Coronavirus disease (COVID-19) is an
infectious disease discovered in 2019 and currently in outbreak across the world.
Lung injury with severe
respiratory failure is the leading cause of death in
COVID-19, brought by severe acute respiratory syndrome coronavirus 2 (SARS- CoV-2). However, there still lacks efficient treatment for
COVID-19 induced
lung injury and acute
respiratory failure. Inhibition of
Angiotensin-converting enzyme 2 (ACE2) caused by spike
protein of SARS-CoV-2 is the most plausible mechanism of
lung injury in
COVID-19. We propose two candidate drugs,
COL-3 (a chemically modified
tetracycline) and
CGP-60474 (a
cyclin-dependent kinase inhibitor), for treating
lung injuries in
COVID-19, based on their abilities to reverse the gene expression patterns in HCC515 cells treated with ACE2 inhibitor and in human
COVID-19 patient lung tissues. Further bioinformatics analysis shows that twelve significantly enriched pathways (P-value <0.05) overlap between HCC515 cells treated with ACE2 inhibitor and human
COVID-19 patient lung tissues, including signaling pathways known to be associated with
lung injury such as TNF signaling, MAPK signaling and
Chemokine signaling pathways. All these twelve pathways are targeted in
COL-3 treated HCC515 cells, in which genes such as RHOA, RAC2, FAS, CDC42 have reduced expression.

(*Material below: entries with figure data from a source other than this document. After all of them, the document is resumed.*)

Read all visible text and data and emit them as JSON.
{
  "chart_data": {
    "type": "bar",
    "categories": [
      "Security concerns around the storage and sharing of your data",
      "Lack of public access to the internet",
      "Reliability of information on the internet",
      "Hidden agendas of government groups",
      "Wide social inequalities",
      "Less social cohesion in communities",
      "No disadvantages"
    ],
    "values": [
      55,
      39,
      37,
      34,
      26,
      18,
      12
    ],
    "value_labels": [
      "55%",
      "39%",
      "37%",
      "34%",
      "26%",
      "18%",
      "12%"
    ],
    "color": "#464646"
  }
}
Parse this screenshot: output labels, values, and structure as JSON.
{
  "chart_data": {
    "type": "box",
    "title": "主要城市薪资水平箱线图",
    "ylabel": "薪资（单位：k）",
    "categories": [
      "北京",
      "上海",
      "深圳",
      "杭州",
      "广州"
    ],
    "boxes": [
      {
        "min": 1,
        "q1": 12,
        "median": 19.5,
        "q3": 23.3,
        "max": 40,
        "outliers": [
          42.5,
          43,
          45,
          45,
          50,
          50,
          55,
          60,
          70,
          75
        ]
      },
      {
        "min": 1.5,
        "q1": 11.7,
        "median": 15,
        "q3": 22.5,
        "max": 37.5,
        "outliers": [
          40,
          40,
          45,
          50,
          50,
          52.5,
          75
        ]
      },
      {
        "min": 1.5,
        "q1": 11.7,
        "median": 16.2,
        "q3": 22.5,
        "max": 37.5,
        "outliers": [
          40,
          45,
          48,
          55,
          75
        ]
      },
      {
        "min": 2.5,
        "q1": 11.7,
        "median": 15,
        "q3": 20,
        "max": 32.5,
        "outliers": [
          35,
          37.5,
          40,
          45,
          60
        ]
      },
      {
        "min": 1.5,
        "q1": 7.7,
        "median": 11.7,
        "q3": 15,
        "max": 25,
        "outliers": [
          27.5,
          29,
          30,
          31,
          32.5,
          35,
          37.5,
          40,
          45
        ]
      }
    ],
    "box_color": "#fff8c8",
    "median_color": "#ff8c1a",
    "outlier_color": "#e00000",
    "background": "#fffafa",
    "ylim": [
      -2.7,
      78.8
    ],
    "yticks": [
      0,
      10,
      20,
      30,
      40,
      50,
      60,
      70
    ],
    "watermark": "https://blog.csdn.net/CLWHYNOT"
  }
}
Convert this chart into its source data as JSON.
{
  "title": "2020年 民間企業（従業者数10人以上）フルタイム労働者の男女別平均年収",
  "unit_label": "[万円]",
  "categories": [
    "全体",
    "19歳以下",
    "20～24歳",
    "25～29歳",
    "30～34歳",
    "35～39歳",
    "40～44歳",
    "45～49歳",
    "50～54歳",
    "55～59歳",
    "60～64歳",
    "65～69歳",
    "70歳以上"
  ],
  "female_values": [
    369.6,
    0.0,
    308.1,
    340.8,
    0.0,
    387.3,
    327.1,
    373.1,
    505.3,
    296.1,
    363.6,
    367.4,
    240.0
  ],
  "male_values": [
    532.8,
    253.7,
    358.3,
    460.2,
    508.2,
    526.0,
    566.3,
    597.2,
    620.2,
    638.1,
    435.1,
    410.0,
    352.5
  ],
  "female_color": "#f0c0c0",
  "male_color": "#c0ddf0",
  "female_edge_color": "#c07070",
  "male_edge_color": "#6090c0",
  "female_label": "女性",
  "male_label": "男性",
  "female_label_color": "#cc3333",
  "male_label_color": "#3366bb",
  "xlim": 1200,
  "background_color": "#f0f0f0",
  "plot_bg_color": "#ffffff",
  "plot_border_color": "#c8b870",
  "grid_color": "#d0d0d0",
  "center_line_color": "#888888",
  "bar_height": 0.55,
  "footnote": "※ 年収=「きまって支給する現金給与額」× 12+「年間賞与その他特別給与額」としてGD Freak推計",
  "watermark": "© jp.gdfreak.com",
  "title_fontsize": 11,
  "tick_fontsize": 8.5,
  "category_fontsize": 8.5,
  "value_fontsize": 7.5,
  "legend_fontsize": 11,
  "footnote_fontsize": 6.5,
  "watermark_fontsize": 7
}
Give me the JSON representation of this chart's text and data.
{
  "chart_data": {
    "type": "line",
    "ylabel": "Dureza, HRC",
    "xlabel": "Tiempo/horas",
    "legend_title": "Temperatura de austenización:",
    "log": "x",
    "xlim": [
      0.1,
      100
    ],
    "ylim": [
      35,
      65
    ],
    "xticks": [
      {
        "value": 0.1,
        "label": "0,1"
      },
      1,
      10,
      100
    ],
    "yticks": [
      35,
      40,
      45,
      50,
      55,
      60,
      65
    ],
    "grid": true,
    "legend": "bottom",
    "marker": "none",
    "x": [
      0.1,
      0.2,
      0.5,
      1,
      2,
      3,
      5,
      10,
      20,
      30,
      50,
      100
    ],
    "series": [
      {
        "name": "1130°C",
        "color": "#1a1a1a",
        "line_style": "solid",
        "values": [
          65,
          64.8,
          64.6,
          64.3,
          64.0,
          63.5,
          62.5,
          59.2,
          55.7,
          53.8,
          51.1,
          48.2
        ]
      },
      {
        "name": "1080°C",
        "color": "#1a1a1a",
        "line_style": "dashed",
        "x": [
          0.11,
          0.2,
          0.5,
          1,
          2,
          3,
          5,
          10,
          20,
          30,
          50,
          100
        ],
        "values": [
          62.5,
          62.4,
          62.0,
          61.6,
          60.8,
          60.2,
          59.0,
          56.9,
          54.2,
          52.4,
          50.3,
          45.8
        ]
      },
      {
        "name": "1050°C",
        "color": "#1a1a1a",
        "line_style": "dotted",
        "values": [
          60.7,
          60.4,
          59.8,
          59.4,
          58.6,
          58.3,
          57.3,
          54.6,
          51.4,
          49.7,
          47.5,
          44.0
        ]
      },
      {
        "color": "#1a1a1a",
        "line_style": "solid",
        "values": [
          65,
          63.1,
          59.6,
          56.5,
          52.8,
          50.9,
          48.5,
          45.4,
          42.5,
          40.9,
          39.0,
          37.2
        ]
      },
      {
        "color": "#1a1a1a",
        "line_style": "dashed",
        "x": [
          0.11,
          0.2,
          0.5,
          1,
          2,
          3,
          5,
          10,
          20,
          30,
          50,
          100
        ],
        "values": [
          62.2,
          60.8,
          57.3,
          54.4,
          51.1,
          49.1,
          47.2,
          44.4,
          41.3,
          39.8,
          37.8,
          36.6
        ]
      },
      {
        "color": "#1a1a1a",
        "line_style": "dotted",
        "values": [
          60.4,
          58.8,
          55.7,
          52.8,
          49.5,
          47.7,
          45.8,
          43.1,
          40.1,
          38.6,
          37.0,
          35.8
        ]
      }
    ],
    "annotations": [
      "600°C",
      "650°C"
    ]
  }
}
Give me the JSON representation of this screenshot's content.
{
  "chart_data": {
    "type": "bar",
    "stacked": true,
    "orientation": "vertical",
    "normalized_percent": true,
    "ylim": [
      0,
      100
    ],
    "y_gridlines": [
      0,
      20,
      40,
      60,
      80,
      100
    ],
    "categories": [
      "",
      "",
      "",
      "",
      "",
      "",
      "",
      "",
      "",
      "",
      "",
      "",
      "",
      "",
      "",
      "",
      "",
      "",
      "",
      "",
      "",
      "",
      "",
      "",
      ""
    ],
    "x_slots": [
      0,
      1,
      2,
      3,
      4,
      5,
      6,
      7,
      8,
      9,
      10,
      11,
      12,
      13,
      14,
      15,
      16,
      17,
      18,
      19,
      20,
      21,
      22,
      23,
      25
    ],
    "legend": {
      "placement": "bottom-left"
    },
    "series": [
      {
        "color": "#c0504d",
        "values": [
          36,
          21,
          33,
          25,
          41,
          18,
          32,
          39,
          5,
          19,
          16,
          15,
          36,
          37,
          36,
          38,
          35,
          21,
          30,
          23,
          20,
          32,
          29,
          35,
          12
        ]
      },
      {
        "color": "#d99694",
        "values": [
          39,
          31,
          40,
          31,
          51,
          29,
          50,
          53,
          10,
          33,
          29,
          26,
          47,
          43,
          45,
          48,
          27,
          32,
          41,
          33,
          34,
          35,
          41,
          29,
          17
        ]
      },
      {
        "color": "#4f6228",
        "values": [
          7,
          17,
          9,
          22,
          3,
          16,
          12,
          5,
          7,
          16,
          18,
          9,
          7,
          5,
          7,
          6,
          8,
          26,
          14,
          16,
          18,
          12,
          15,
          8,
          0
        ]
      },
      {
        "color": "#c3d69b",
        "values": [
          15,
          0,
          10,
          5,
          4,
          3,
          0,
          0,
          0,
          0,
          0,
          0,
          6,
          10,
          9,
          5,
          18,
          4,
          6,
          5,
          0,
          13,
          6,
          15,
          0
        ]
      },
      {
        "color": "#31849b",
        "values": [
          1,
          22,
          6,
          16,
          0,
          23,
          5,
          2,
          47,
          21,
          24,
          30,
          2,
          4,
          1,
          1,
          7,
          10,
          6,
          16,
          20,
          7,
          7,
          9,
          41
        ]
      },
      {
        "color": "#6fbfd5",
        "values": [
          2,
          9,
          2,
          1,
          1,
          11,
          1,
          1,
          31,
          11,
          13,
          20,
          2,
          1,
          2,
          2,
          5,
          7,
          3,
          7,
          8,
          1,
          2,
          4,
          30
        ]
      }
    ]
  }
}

CGP-60474 shares eleven of twelve pathways with
COL-3 with common target genes such as RHOA. It also uniquely targets genes related to
lung injury, such as CALR and MMP14. In summary, this study shows that ACE2 inhibition is likely part of the mechanisms leading to
lung injury in
COVID-19, and that compounds such as
COL-3 and
CGP-60474 have the potential as repurposed drugs for its treatment.